Años después, yo trabajaba en un banco y fui trasladado
a otra ciudad. Circunstancialmente, me hice amigo de un veterinario que
vivía en mi mismo hotel. Y para matar el tiempo cuando salíamos
de trabajar, nos íbamos al campo. Él tenía una cámara.
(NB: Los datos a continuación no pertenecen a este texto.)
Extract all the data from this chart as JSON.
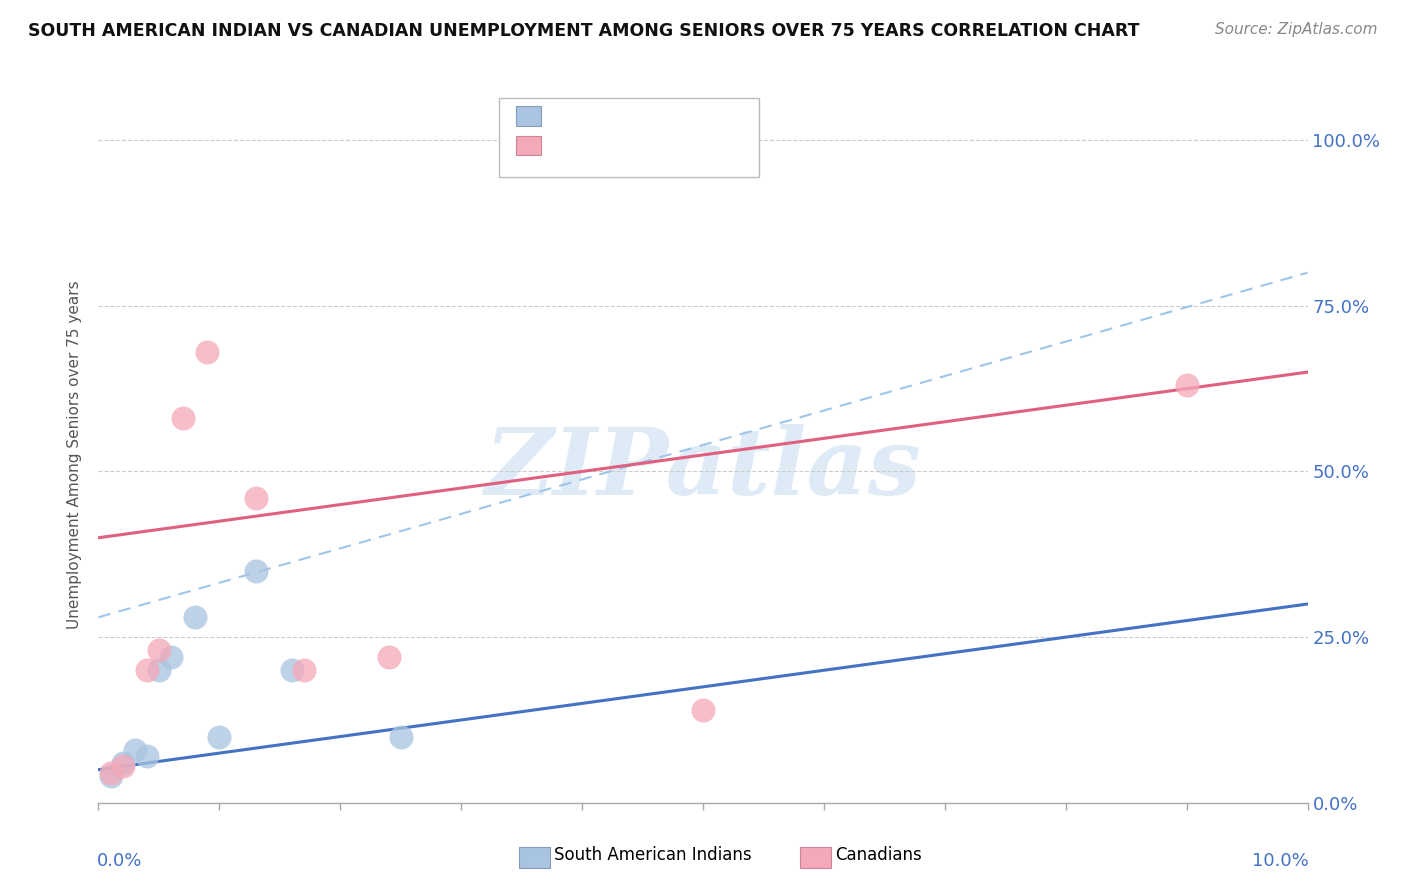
{
  "title": "SOUTH AMERICAN INDIAN VS CANADIAN UNEMPLOYMENT AMONG SENIORS OVER 75 YEARS CORRELATION CHART",
  "source": "Source: ZipAtlas.com",
  "ylabel": "Unemployment Among Seniors over 75 years",
  "blue_scatter_x": [
    0.001,
    0.002,
    0.003,
    0.004,
    0.005,
    0.006,
    0.008,
    0.01,
    0.013,
    0.016,
    0.025
  ],
  "blue_scatter_y": [
    0.04,
    0.06,
    0.08,
    0.07,
    0.2,
    0.22,
    0.28,
    0.1,
    0.35,
    0.2,
    0.1
  ],
  "pink_scatter_x": [
    0.001,
    0.002,
    0.004,
    0.005,
    0.007,
    0.009,
    0.013,
    0.017,
    0.024,
    0.05,
    0.09
  ],
  "pink_scatter_y": [
    0.045,
    0.055,
    0.2,
    0.23,
    0.58,
    0.68,
    0.46,
    0.2,
    0.22,
    0.14,
    0.63
  ],
  "blue_line_x0": 0.0,
  "blue_line_y0": 0.05,
  "blue_line_x1": 0.1,
  "blue_line_y1": 0.3,
  "pink_line_x0": 0.0,
  "pink_line_y0": 0.4,
  "pink_line_x1": 0.1,
  "pink_line_y1": 0.65,
  "dash_line_x0": 0.0,
  "dash_line_y0": 0.28,
  "dash_line_x1": 0.1,
  "dash_line_y1": 0.8,
  "blue_scatter_color": "#a8c4e0",
  "pink_scatter_color": "#f4a8b8",
  "blue_line_color": "#4472c4",
  "pink_line_color": "#e06080",
  "dash_line_color": "#9fc5e8",
  "watermark_text": "ZIPatlas",
  "watermark_color": "#c8dff0",
  "xlim": [
    0,
    0.1
  ],
  "ylim": [
    0,
    1.05
  ],
  "ytick_values": [
    0.0,
    0.25,
    0.5,
    0.75,
    1.0
  ],
  "ytick_labels": [
    "0.0%",
    "25.0%",
    "50.0%",
    "75.0%",
    "100.0%"
  ],
  "grid_color": "#cccccc",
  "background_color": "#ffffff",
  "title_color": "#111111",
  "source_color": "#888888",
  "axis_label_color": "#555555",
  "tick_label_color": "#4472c4",
  "scatter_size": 300,
  "scatter_alpha": 0.75
}
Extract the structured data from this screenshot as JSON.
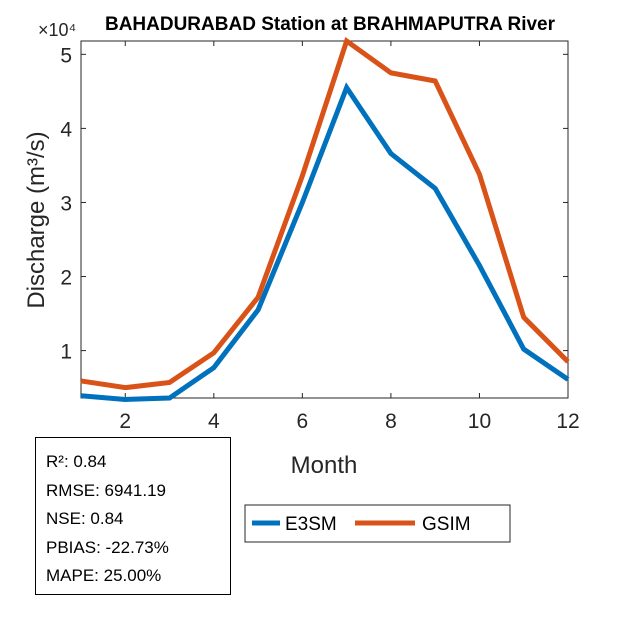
{
  "chart_data": {
    "type": "line",
    "title": "BAHADURABAD  Station at  BRAHMAPUTRA  River",
    "xlabel": "Month",
    "ylabel": "Discharge (m³/s)",
    "y_exponent": "×10⁴",
    "x": [
      1,
      2,
      3,
      4,
      5,
      6,
      7,
      8,
      9,
      10,
      11,
      12
    ],
    "xlim": [
      1,
      12
    ],
    "ylim": [
      0.36,
      5.18
    ],
    "xticks": [
      "2",
      "4",
      "6",
      "8",
      "10",
      "12"
    ],
    "yticks": [
      "1",
      "2",
      "3",
      "4",
      "5"
    ],
    "grid": false,
    "legend_position": "bottom",
    "series": [
      {
        "name": "E3SM",
        "color": "#0072BD",
        "values": [
          0.39,
          0.34,
          0.36,
          0.77,
          1.55,
          3.0,
          4.55,
          3.66,
          3.19,
          2.15,
          1.02,
          0.61
        ]
      },
      {
        "name": "GSIM",
        "color": "#D95319",
        "values": [
          0.59,
          0.5,
          0.57,
          0.97,
          1.72,
          3.36,
          5.18,
          4.75,
          4.64,
          3.38,
          1.45,
          0.85
        ]
      }
    ]
  },
  "stats": {
    "r2": "R²: 0.84",
    "rmse": "RMSE: 6941.19",
    "nse": "NSE: 0.84",
    "pbias": "PBIAS: -22.73%",
    "mape": "MAPE: 25.00%"
  }
}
Un día me muestra una foto que él había hecho de
un atardecer. Me pareció una belleza y eso que él era un
nabo. Me contó que se puso al sol, disparó la foto y simplemente
salió. Entonces yo pensé: - Chau! Debe ser muy fácil.-
Junté la plata del aguinaldo y me fui a la ciudad de Córdoba
para comprarme una cámara de fotos. Tuve que ir y volver a dedo
porque en el pueblo donde yo trabajaba no había colectivos aún.
Tenía diecinueve años y deseaba hacer con la fotografía
algo de aquello que en la pintura hacia tan bien de chico.
Lo más espantoso fue que estuve tres meses sin poder ponerle un
rollo a esa cámara porque no tenía más plata. Me
íba lejos, a un montecito en medio del campo y me hacía
el que sacaba fotos. Disparaba la cámara vacía para poder
sentir el ruido.
Finalmente, creo que mi primo me regaló un rollito y pude arrancar."